# all-in-one pattern cutting and edge easing?



## moondog111 (Jan 10, 2013)

Hi. I've been searching and searching, but don't know the lingo

Is there a pattern bit that will let me eliminate the second step of rounding over the top and bottom corners in 3/4" stock? I don't want a bullnose pattern cutter or an eliptical --I am looking for something that will give me a straight edge and will round-over the top and bottom corners at the same time.
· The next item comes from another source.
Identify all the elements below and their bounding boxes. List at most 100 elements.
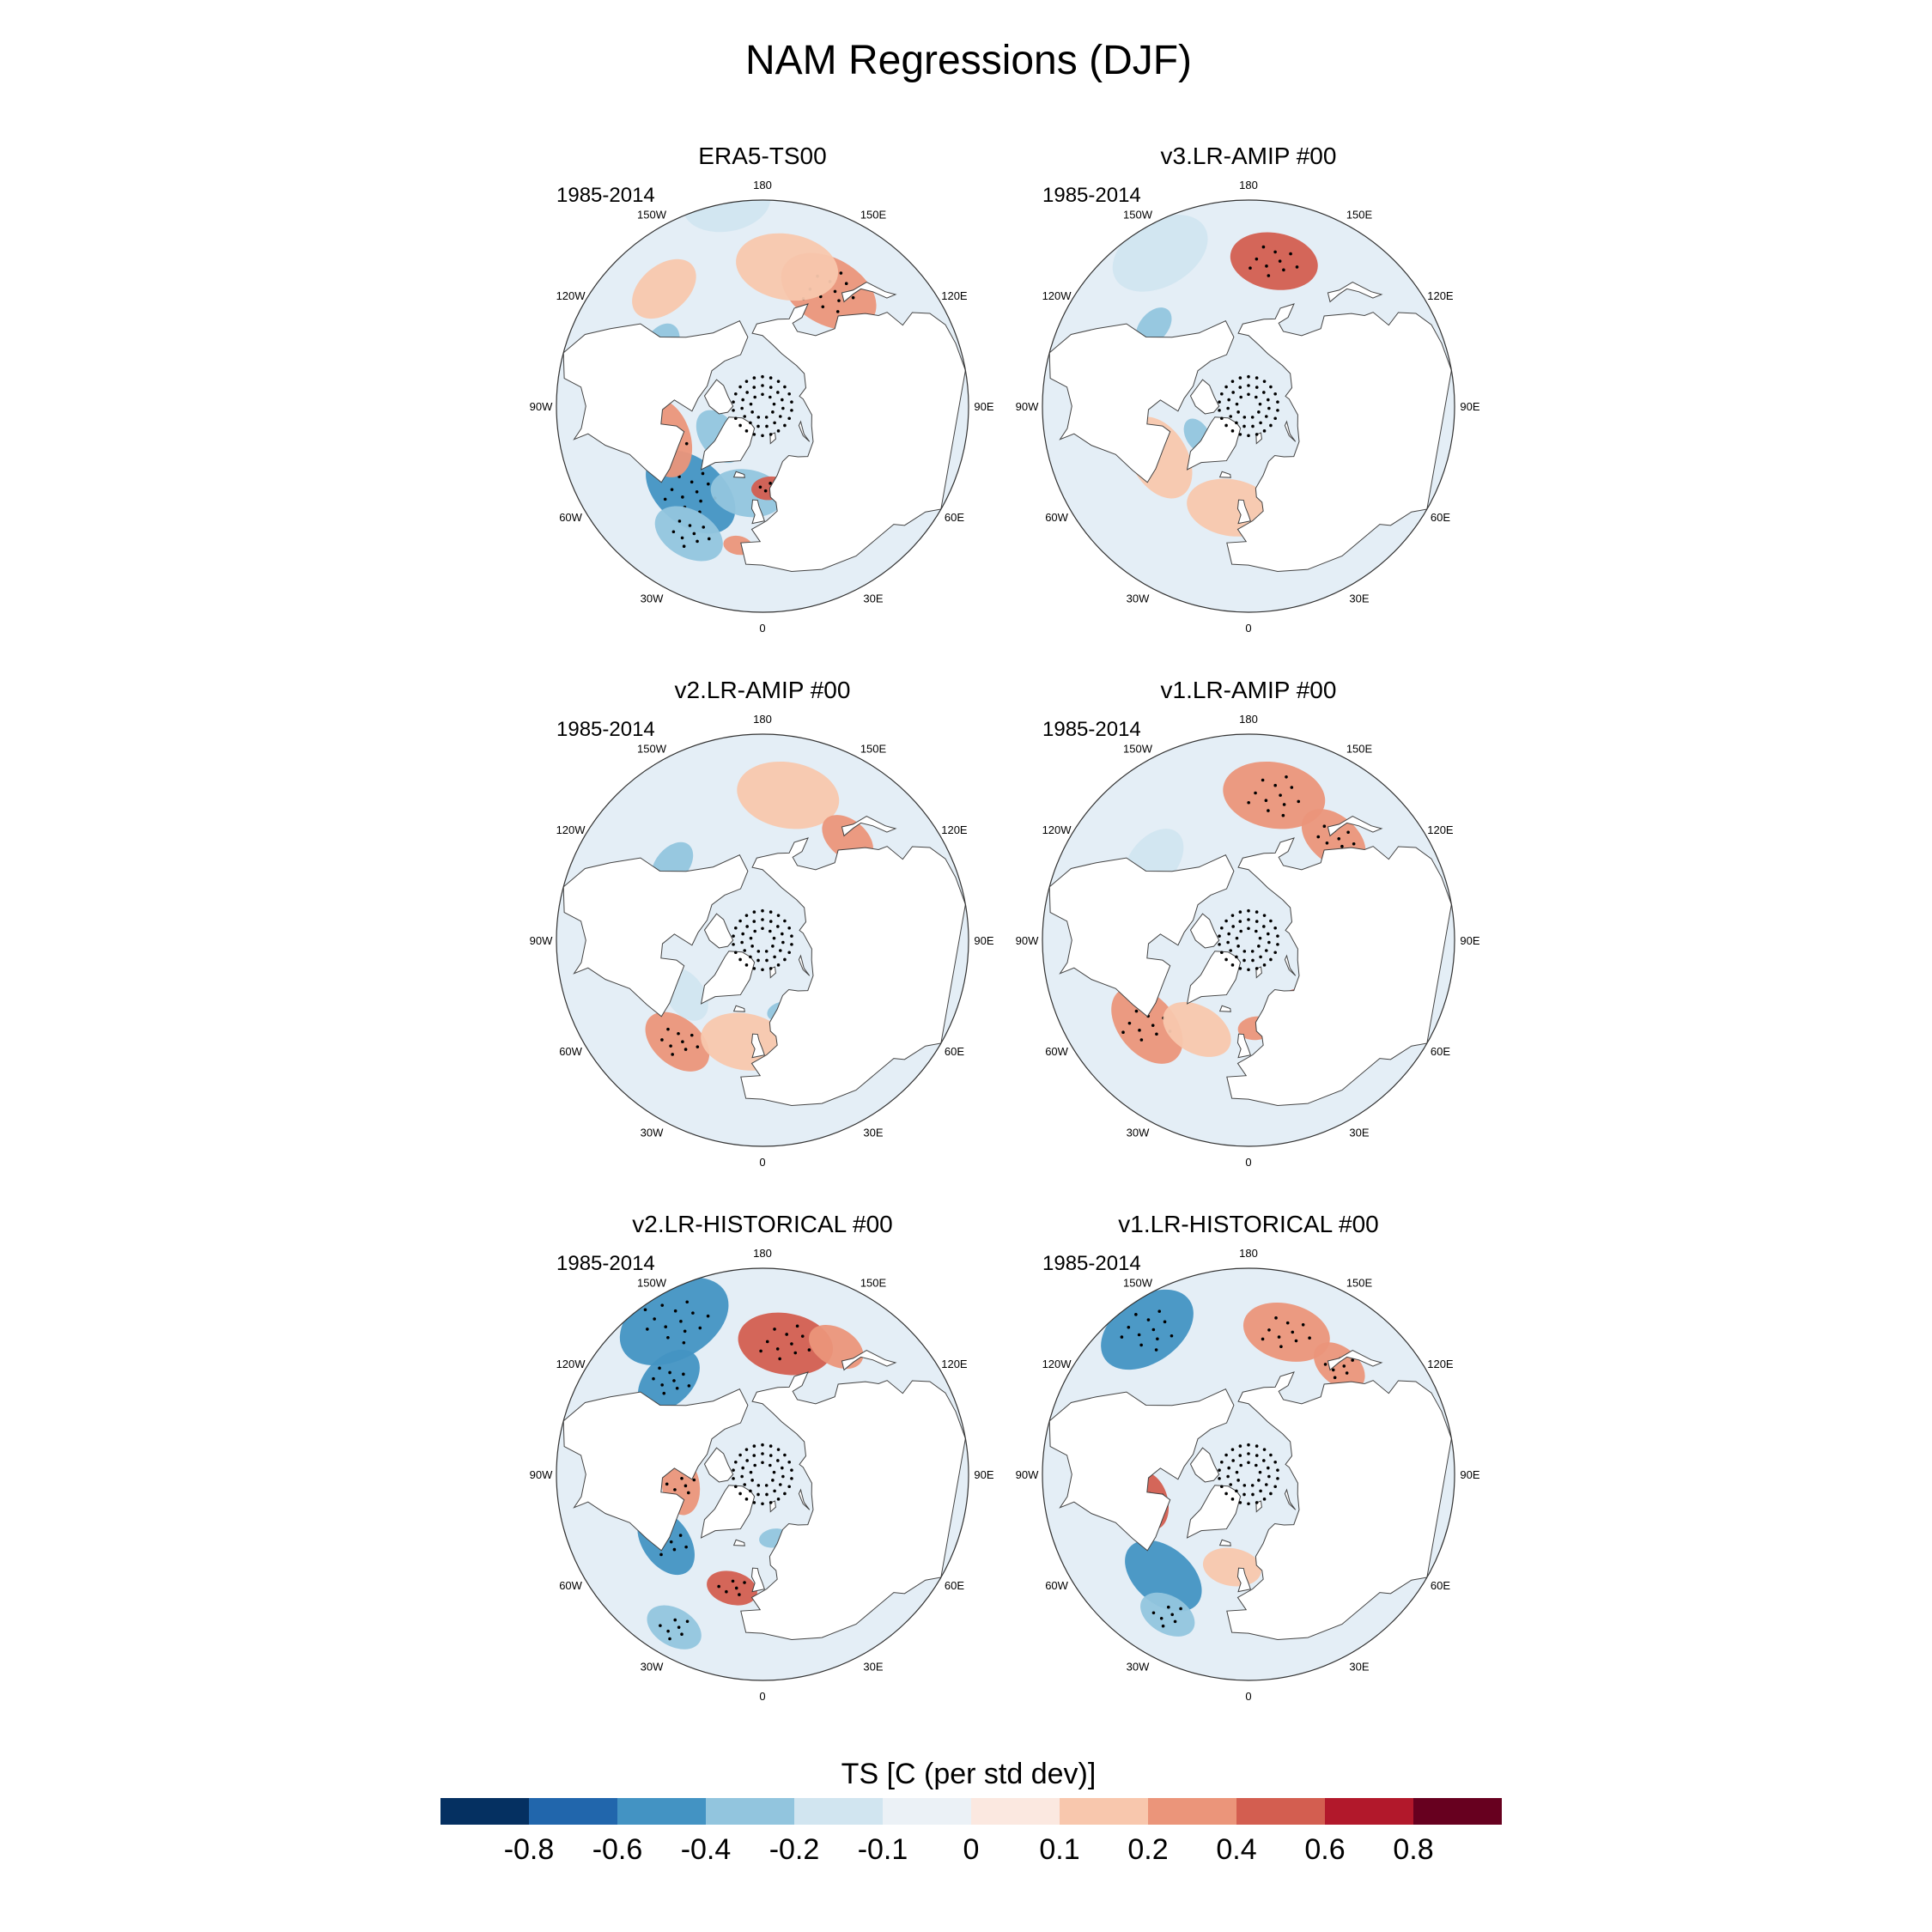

I wish to make pistol-grip type handles on a router table.

Thanks so much!

Rob


----------



## jschaben (Jun 21, 2009)

moondog111 said:


> Hi. I've been searching and searching, but don't know the lingo
> 
> Is there a pattern bit that will let me eliminate the second step of rounding over the top and bottom corners in 3/4" stock? I don't want a bullnose pattern cutter or an eliptical --I am looking for something that will give me a straight edge and will round-over the top and bottom corners at the same time.
> 
> ...


Hi Rob - you are looking for a "double roundover" bit, like this one
Magnate 7734 Adjustable Double Round Over Router Bits - 3/8" Radius; 1/2" Shank Diameter - Amazon.com

You can get them in several different radii and some even have different radii on each cutter as the cutters are reversible.


----------